Voir aussi : "L'inflation, c'est quoi ? La crise de l'inflation # épisode 1"

Qu’est-ce que l’inflation ?

On l’aura compris en écoutant la télé, la radio, ou en lisant les journaux : l’inflation, c’est mal. On doit tous être contre l’inflation. Personne n’explique ce que c’est, mais on nous assène qu’il faut la combattre. Il faut dire que depuis deux ans, on a pris l’habitude de se battre contre des ennemis invisibles et contre des indicateurs. D'ici à l'arrivée de la solution miracle ou de la fin du monde, passons quelques instants à comprendre l’inflation. On ne sait jamais, ça pourrait servir.

L’inflation est définie par le Larousse comme « situation ou phénomène caractérisé par une hausse généralisée et continue du niveau des prix ». On doit déjà se poser plusieurs questions sur cette définition, qui est assez loin de ce que les instituts peuvent mesurer et présenter.

Depuis la page d’accueil du site de l’Insee, on voit apparaître un bandeau contenant les indicateurs stars de l’institut et notamment la fameuse « inflation ». À l’heure de l’écriture de ces lignes, il est écrit « + 5,6 % ». Ce qui ne veut en soi rien dire si on ne sait pas par rapport à quoi, ni sur quelle période.

Les plus curieux d’entre nous feront l’effort de passer la souris au-dessus de ce pourcentage, pour voir apparaître un pop-up : « Inflation (glissement annuel) en septembre 2022 ». Cela nous permet de savoir que ce « + 5,6 % » a été mesuré en septembre 2022 et correspond à l’augmentation de quelque chose par rapport à septembre 2021. Si ce quelque chose coûtait 100 euros en septembre 2021, il coûte désormais 105,6 euros en septembre 2022. L’inflation de 5,6 % ne renseigne pas sur ce qui est arrivé récemment, mais sur une augmentation étalée sur un an.
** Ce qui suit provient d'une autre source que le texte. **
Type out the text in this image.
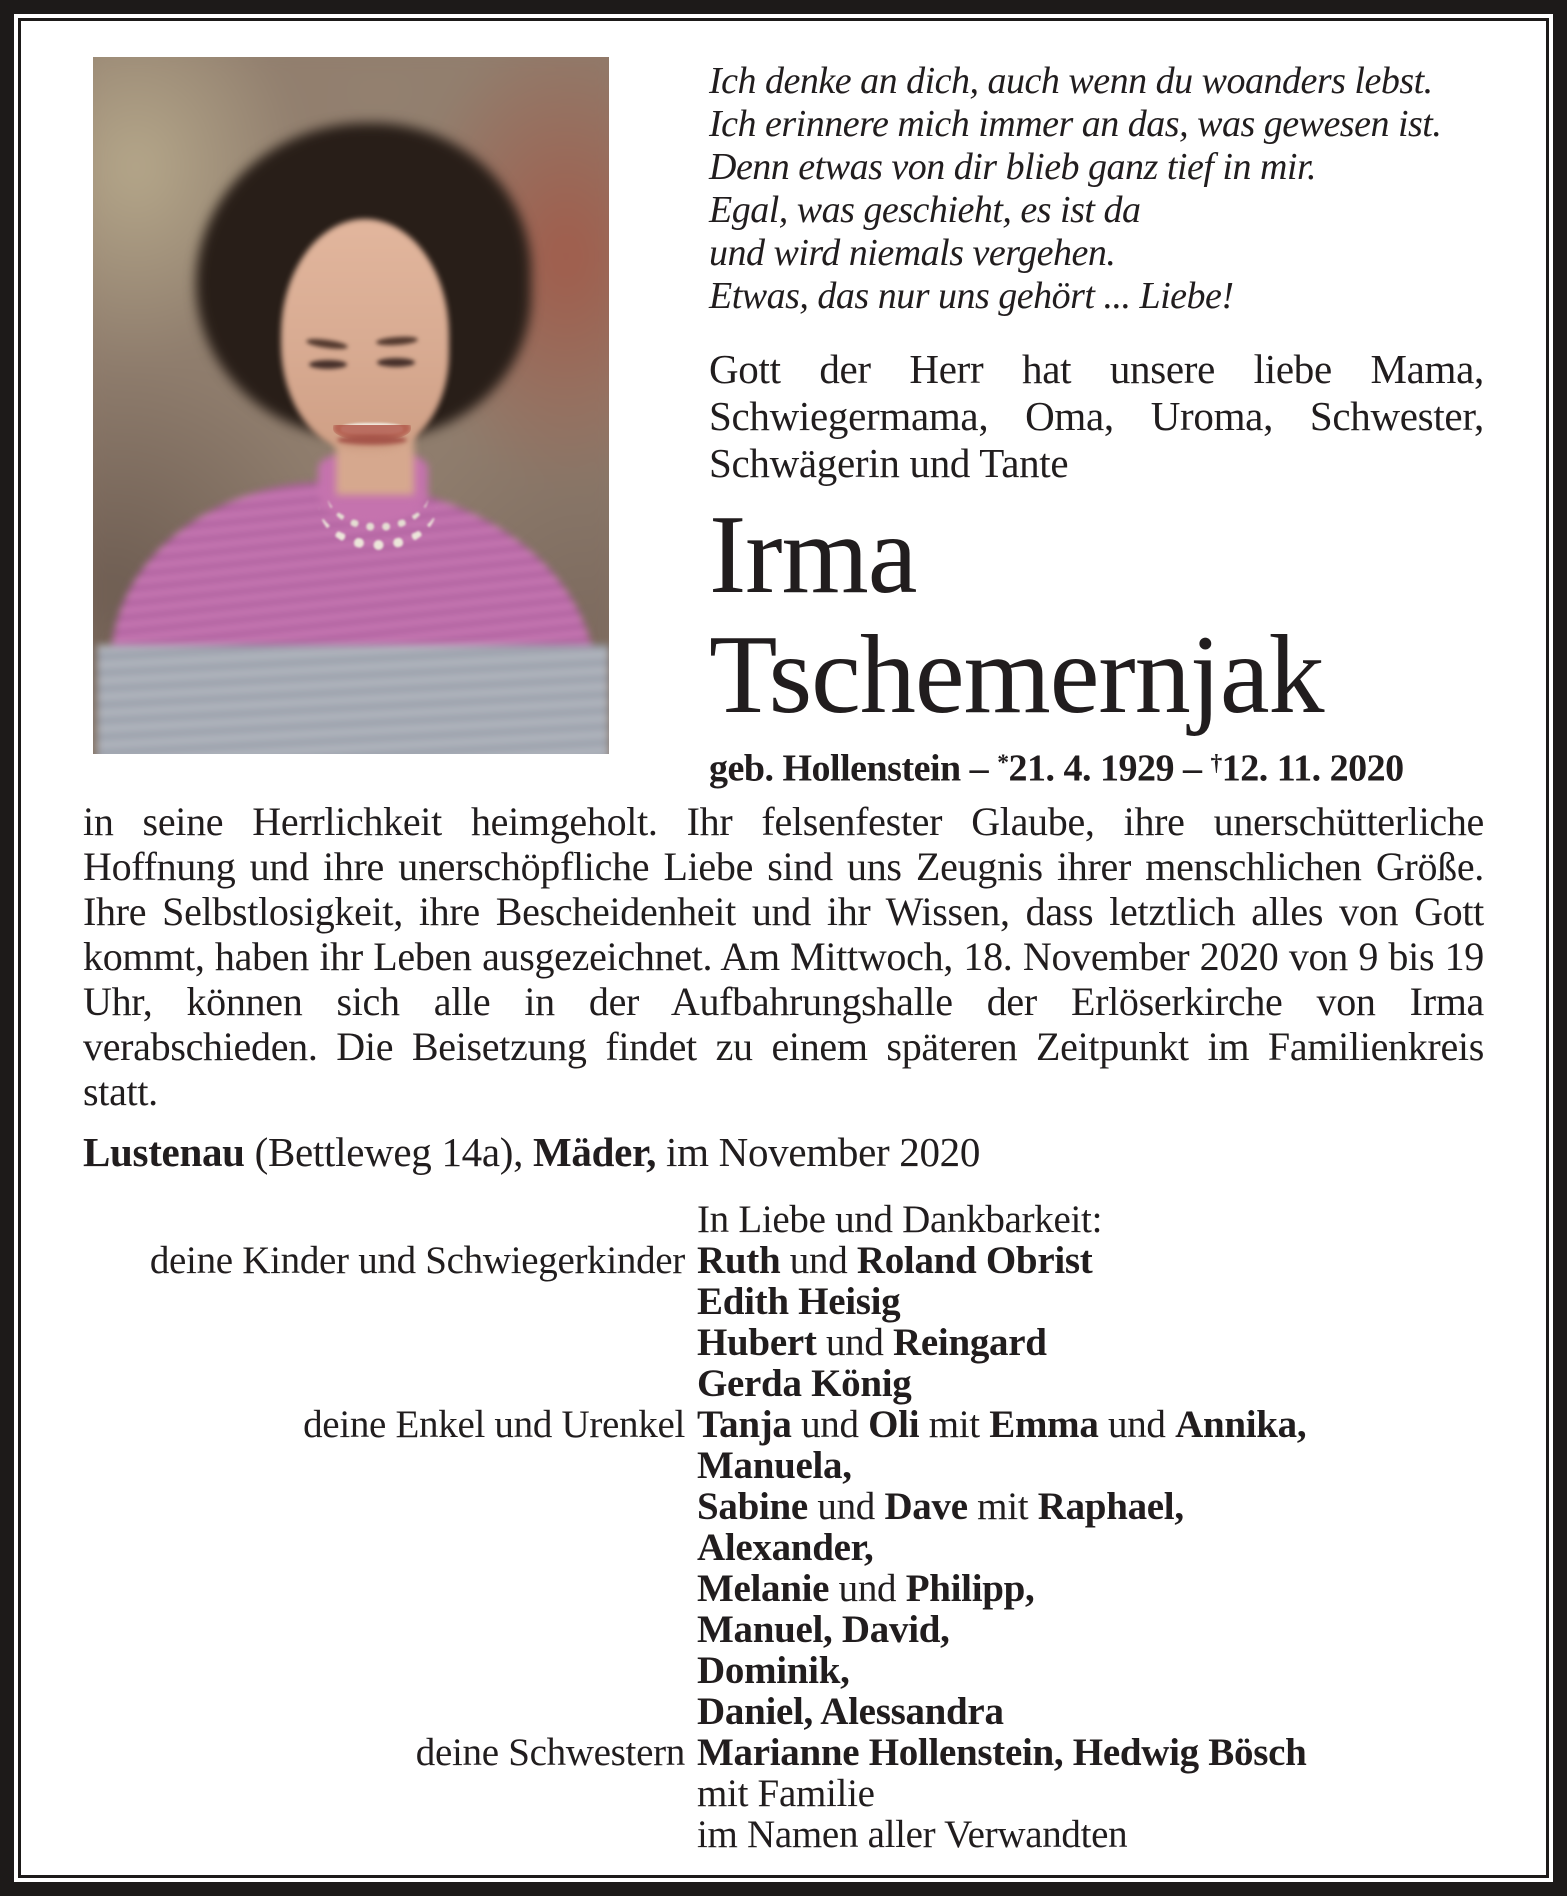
Ich denke an dich, auch wenn du woanders lebst.
Ich erinnere mich immer an das, was gewesen ist.
Denn etwas von dir blieb ganz tief in mir.
Egal, was geschieht, es ist da
und wird niemals vergehen.
Etwas, das nur uns gehört ... Liebe!
Gott der Herr hat unsere liebe Mama, Schwiegermama, Oma, Uroma, Schwester, Schwägerin und Tante
Irma
Tschemernjak
geb. Hollenstein – *21. 4. 1929 – †12. 11. 2020
in seine Herrlichkeit heimgeholt. Ihr felsenfester Glaube, ihre unerschütterliche Hoffnung und ihre unerschöpfliche Liebe sind uns Zeugnis ihrer menschlichen Größe. Ihre Selbstlosigkeit, ihre Bescheidenheit und ihr Wissen, dass letztlich alles von Gott kommt, haben ihr Leben ausgezeichnet. Am Mittwoch, 18. November 2020 von 9 bis 19 Uhr, können sich alle in der Aufbahrungshalle der Erlöserkirche von Irma verabschieden. Die Beisetzung findet zu einem späteren Zeitpunkt im Familienkreis statt.
Lustenau (Bettleweg 14a), Mäder, im November 2020
In Liebe und Dankbarkeit:
deine Kinder und Schwiegerkinder Ruth und Roland Obrist
Edith Heisig
Hubert und Reingard
Gerda König
deine Enkel und Urenkel Tanja und Oli mit Emma und Annika,
Manuela,
Sabine und Dave mit Raphael,
Alexander,
Melanie und Philipp,
Manuel, David,
Dominik,
Daniel, Alessandra
deine Schwestern Marianne Hollenstein, Hedwig Bösch
mit Familie
im Namen aller Verwandten
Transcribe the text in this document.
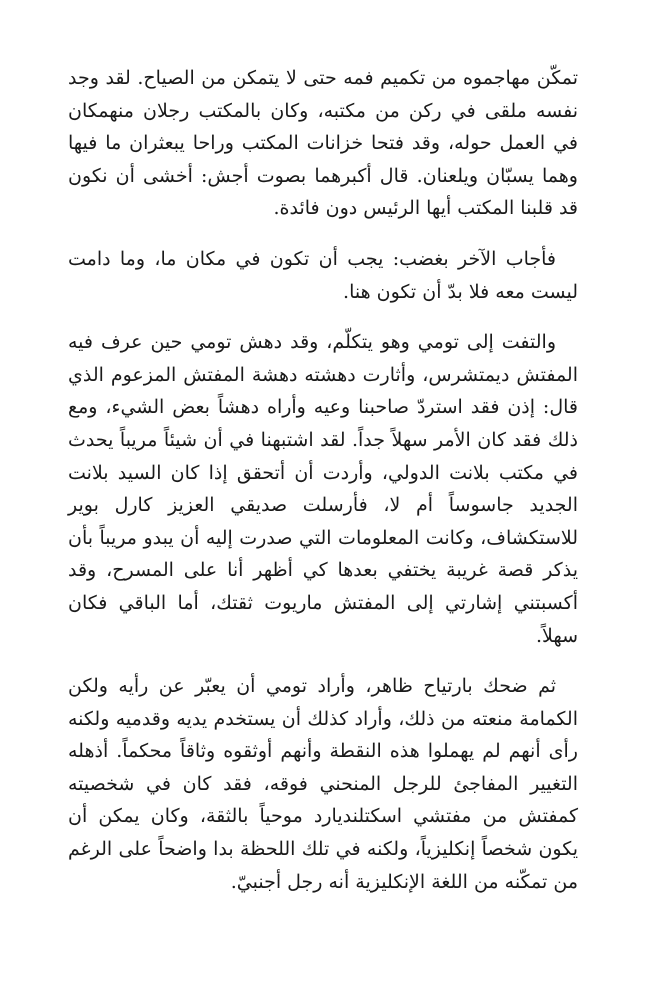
تمكّن مهاجموه من تكميم فمه حتى لا يتمكن من الصياح. لقد وجد نفسه ملقى في ركن من مكتبه، وكان بالمكتب رجلان منهمكان في العمل حوله، وقد فتحا خزانات المكتب وراحا يبعثران ما فيها وهما يسبّان ويلعنان. قال أكبرهما بصوت أجش: أخشى أن نكون قد قلبنا المكتب أيها الرئيس دون فائدة.

فأجاب الآخر بغضب: يجب أن تكون في مكان ما، وما دامت ليست معه فلا بدّ أن تكون هنا.

والتفت إلى تومي وهو يتكلّم، وقد دهش تومي حين عرف فيه المفتش ديمتشرس، وأثارت دهشته دهشة المفتش المزعوم الذي قال: إذن فقد استردّ صاحبنا وعيه وأراه دهشاً بعض الشيء، ومع ذلك فقد كان الأمر سهلاً جداً. لقد اشتبهنا في أن شيئاً مريباً يحدث في مكتب بلانت الدولي، وأردت أن أتحقق إذا كان السيد بلانت الجديد جاسوساً أم لا، فأرسلت صديقي العزيز كارل بوير للاستكشاف، وكانت المعلومات التي صدرت إليه أن يبدو مريباً بأن يذكر قصة غريبة يختفي بعدها كي أظهر أنا على المسرح، وقد أكسبتني إشارتي إلى المفتش ماريوت ثقتك، أما الباقي فكان سهلاً.

ثم ضحك بارتياح ظاهر، وأراد تومي أن يعبّر عن رأيه ولكن الكمامة منعته من ذلك، وأراد كذلك أن يستخدم يديه وقدميه ولكنه رأى أنهم لم يهملوا هذه النقطة وأنهم أوثقوه وثاقاً محكماً. أذهله التغيير المفاجئ للرجل المنحني فوقه، فقد كان في شخصيته كمفتش من مفتشي اسكتلنديارد موحياً بالثقة، وكان يمكن أن يكون شخصاً إنكليزياً، ولكنه في تلك اللحظة بدا واضحاً على الرغم من تمكّنه من اللغة الإنكليزية أنه رجل أجنبيّ.
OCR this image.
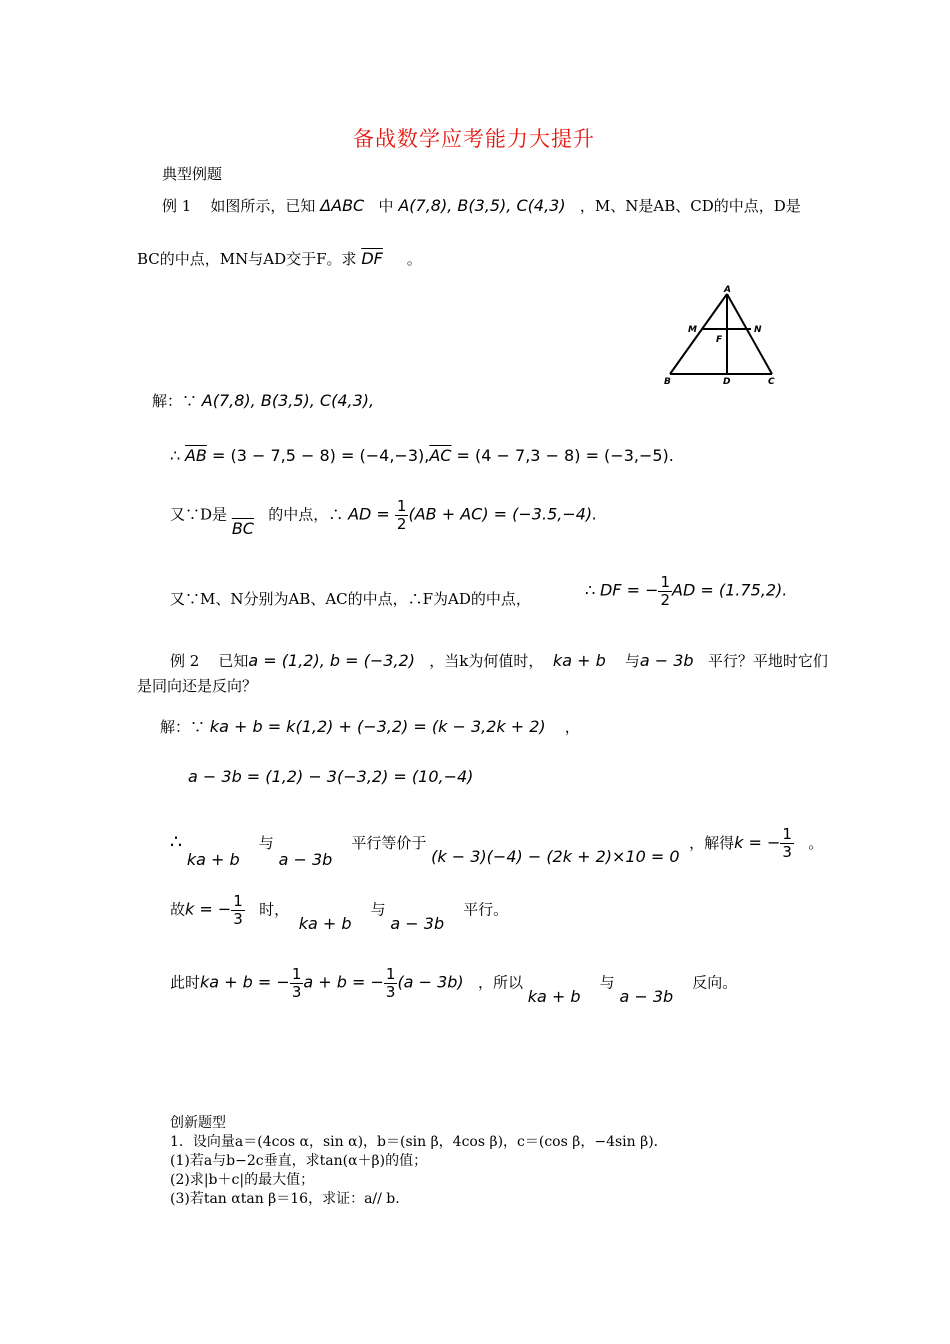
备战数学应考能力大提升
典型例题
例 1 如图所示，已知 ΔABC 中 A(7,8), B(3,5), C(4,3) ，M、N是AB、CD的中点，D是
BC的中点，MN与AD交于F。求 $\overline{DF}$ 。
A
M	N
F
B	D	C
解：∵ A(7,8), B(3,5), C(4,3),
∴ $\overline{AB} = (3 - 7,5 - 8) = (-4,-3),\overline{AC} = (4 - 7,3 - 8) = (-3,-5)$.
又∵D是 $\overline{BC}$   的中点，∴ AD = $\frac{1}{2} (AB + AC) = (-3.5,-4)$.
又∵M、N分别为AB、AC的中点，∴F为AD的中点，	∴ DF = − $\frac{1}{2}$ AD = (1.75,2).
例 2 已知a = (1,2), b = (−3,2) ，当k为何值时， ka + b 与a − 3b 平行？平地时它们
是同向还是反向？
解：∵ ka + b = k(1,2) + (−3,2) = (k − 3,2k + 2) ，
a − 3b = (1,2) − 3(−3,2) = (10,−4)
∴ ka + b    与 a − 3b    平行等价于 (k − 3)(−4) − (2k + 2)×10 = 0  ，解得k = − $\frac{1}{3}$ 。
故k = − $\frac{1}{3}$ 时，  ka + b    与 a − 3b    平行。
此时ka + b = − $\frac{1}{3}$ a + b = − $\frac{1}{3} (a - 3b)$ ，所以 ka + b    与 a − 3b    反向。
创新题型
1．设向量a＝(4cos α，sin α)，b＝(sin β，4cos β)，c＝(cos β，−4sin β)．
(1)若a与b−2c垂直，求tan(α＋β)的值；
(2)求|b＋c|的最大值；
(3)若tan αtan β＝16，求证：a// b.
Si vous voulez savoir ce qui se passe ces derniers mois, il faudra regarder un autre indicateur.

Maintenant que nous avons compris la période de comparaison (on regarde des prix sur un mois et on les compare par rapport au même mois l’année d’avant), il reste à comprendre de quels prix il est question. Pour cela, il faut nous intéresser à l’indice des prix et à ce qu’il représente.

L’indice des prix reflète-t-il la réalité ?

En France, ce qu’on appelle « inflation » est calculé par l’Insee au moyen de l’Indice des Prix à la Consommation (IPC). On dit qu’il y a inflation lorsque cet indicateur augmente. Cet indicateur est construit à partir de nombreux prix. Contrairement à la définition du Larousse, on peut dire qu’il y a « inflation » lorsque seulement certains prix augmentent et pas tous. Il suffit qu’une partie des prix augmente pour faire augmenter l’IPC et pouvoir conclure à l’inflation. Il peut même y avoir certains prix qui baissent au même moment et avoir quand même une inflation.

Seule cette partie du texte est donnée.